Jésus est fils d’un dieu et d’une vierge comme Mithra, Persée, Apis, Attis où encore, en Chine, le dieu Foé qui devait le jour à une Vierge rendue féconde par les rayons du Soleil. Pourquoi retrouve-t-on aussi souvent la date du 25 décembre pour faire naître les dieux ?
Noël
Pourquoi les messies, fils de Dieu naissent souvent un 25 décembre ? Pourquoi ressuscitent-ils à Pâques ? Pour comprendre, il faut étudier les arguments de Tertullien (160/220 après J.C) qui fut un des pères de l’Eglise avant de renoncer au christianisme qui se rapprochait trop des croyances primitives. En effet, dans les sociétés antérieures, on remarque que très souvent leurs croyances sont basées sur l’environnement qui les entoure. On prie des divinités incarnées dans les arbres, les fleuves ou les montagnes mais le plus grand des dieux, le plus important, le plus visible, celui qui apporte la vie, est le soleil. Toutes ces religions sont basées sur les mouvements du soleil dans le ciel. A l’œil nu, on peut l’observer ainsi que les 12 signes du zodiaque quel que soit l'endroit d'observation sur Terre. Jésus-s Christ est donc comme tous les autres cités plus haut,«fils de Dieu » une personnification du Dieu soleil. Si l’on remonte aux origines de toutes ces religions, on retrouve la croyance en un dieu soleil supérieur aux autres dieux. Et c’est ainsi que le monothéisme est né, le soleil, dieu unique créateur de la vie a pris avec le judaïsme une figure plus humaine.
La date du 25 a surtout une explication rationnelle. Les premiers hommes se sont aperçus que d’un point de vue géocentrique, le soleil effectue une descente annuelle vers le sud le 21 et 22 décembre (solstice d’hiver). Il recommence ensuite à se déplacer vers le nord 3 jours plus tard, le 25 décembre. Pour ce qui concerne Pâques, cela correspond plus ou moins à l’équinoxe du Printemps, c’est une période de renaissance et comme par hasard nombre de ses dieux ou d'enfants des dieux ressuscitent le jour de Pâques.

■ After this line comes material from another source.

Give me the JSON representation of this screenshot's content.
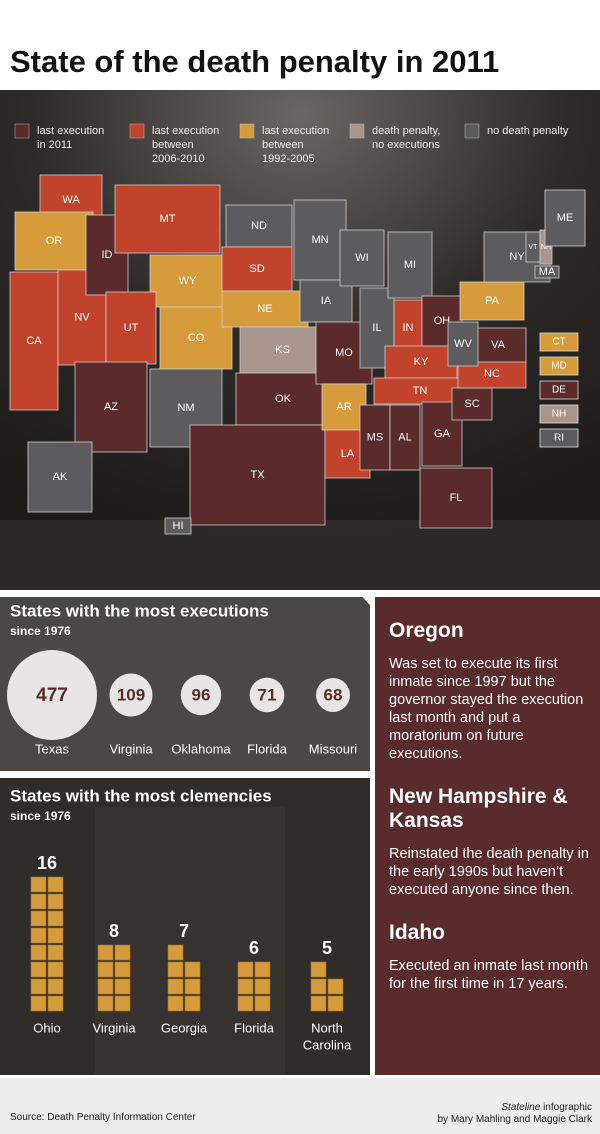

Enfin, outre que le nom de Jésus était courant en Palestine, on le retrouve dans les noms grecs, orientaux ou égyptiens de divinités. Le mot « Jésus » ressemble étrangement à « Iusa/Iao/Iesu » qui était un des noms du Dieu égyptien. Krishna (appelé aussi Christna) était aussi appelé «Jezeus» A noter que le titre de «Christ » aurait été porté par tous les rois d’Israël. Le nom de « Jésus-Christ » n’est devenu officiel pour les chrétiens qu’en 325 lors du premier conseil de Nicée. Quant à Moïse son personnage est tout bonnement inspiré d’un réformateur crétois appelé Minos et les Dix Commandements ne sont qu’une répétition du code Babylonien d’Hammour.
Question subsidiaire : quelle est la différence entre les premiers chrétiens, ces sectaires dans le strict terme du mot, qui ont cru en cette histoire du même genre et transmise oralement, qui consiste à faire croire à un semi-dieu, fils de son père et dont le roman-photo est un ersatz de personnages qui ont fait également en leurs temps de milliers de fidèles ?
Aucune.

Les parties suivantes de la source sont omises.